Adjusting the mappers - Amazon DynamoDB

Adjusting the mappers

When Hive launches a Hadoop job, the job is processed by one or more mapper tasks. Assuming that your DynamoDB table has sufficient throughput capacity, you can modify the number of mappers in the cluster, potentially improving performance.

Note

The number of mapper tasks used in a Hadoop job are influenced by input splits, where Hadoop subdivides the data into logical blocks. If Hadoop does not perform enough input splits, then your write operations might not be able to consume all the write throughput available in the DynamoDB table.

Increasing the number of mappers

Each mapper in an Amazon EMR has a maximum read rate of 1 MiB per second. The number of mappers in a cluster depends on the size of the nodes in your cluster. (For information about node sizes and the number of mappers per node, see Task Configuration in the Amazon EMR Developer Guide.)

If your DynamoDB table has ample throughput capacity for reads, you can try increasing the number of mappers by doing one of the following:

  • Increase the size of the nodes in your cluster. For example, if your cluster is using m1.large nodes (three mappers per node), you can try upgrading to m1.xlarge nodes (eight mappers per node).

  • Increase the number of nodes in your cluster. For example, if you have three-node cluster of m1.xlarge nodes, you have a total of 24 mappers available. If you were to double the size of the cluster, with the same type of node, you would have 48 mappers.

You can use the AWS Management Console to manage the size or the number of nodes in your cluster. (You might need to restart the cluster for these changes to take effect.)

Another way to increase the number of mappers is to modify the mapred.tasktracker.map.tasks.maximum Hadoop configuration parameter. (This is a Hadoop parameter, not a Hive parameter. You cannot modify it interactively from the command prompt.). If you increase the value of mapred.tasktracker.map.tasks.maximum, you can increase the number of mappers without increasing the size or number of nodes. However, it is possible for the cluster nodes to run out of memory if you set the value too high.

You set the value for mapred.tasktracker.map.tasks.maximum as a bootstrap action when you first launch your Amazon EMR cluster. For more information, see (Optional) Create Bootstrap Actions to Install Additional Software in the Amazon EMR Management Guide.
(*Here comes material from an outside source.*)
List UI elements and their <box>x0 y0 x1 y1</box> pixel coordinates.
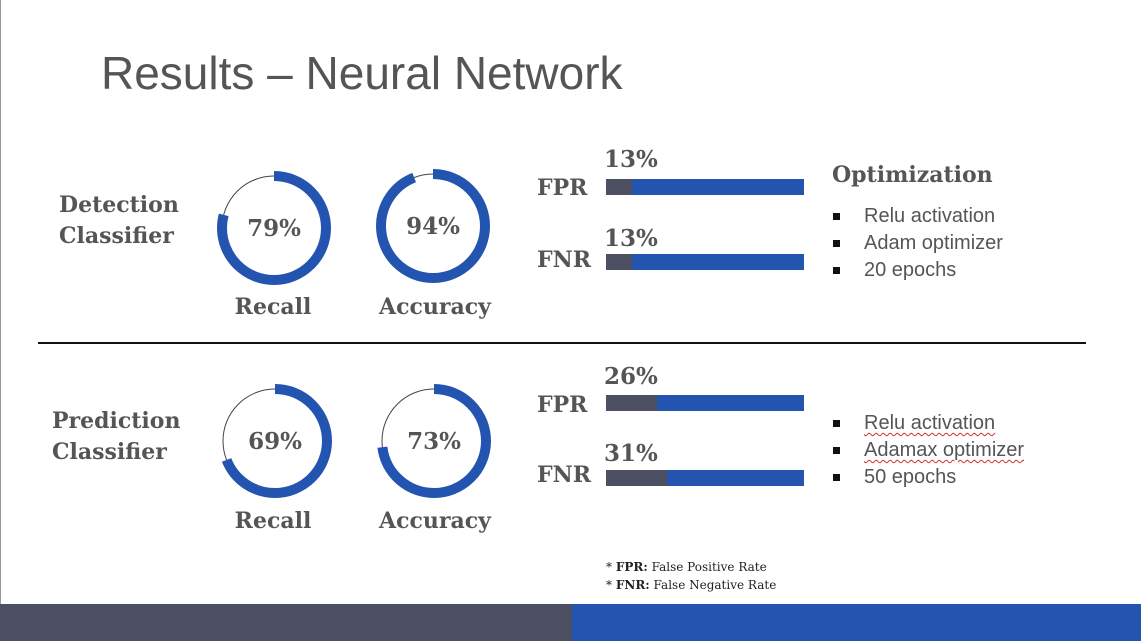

Decreasing the number of mappers

If you use the SELECT statement to select data from an external Hive table that maps to DynamoDB, the Hadoop job can use as many tasks as necessary, up to the maximum number of mappers in the cluster. In this scenario, it is possible that a long-running Hive query can consume all of the provisioned read capacity of the DynamoDB table, negatively impacting other users.

You can use the dynamodb.max.map.tasks parameter to set an upper limit for map tasks:

SET dynamodb.max.map.tasks=1

This value must be equal to or greater than 1. When Hive processes your query, the resulting Hadoop job will use no more than dynamodb.max.map.tasks when reading from the DynamoDB table.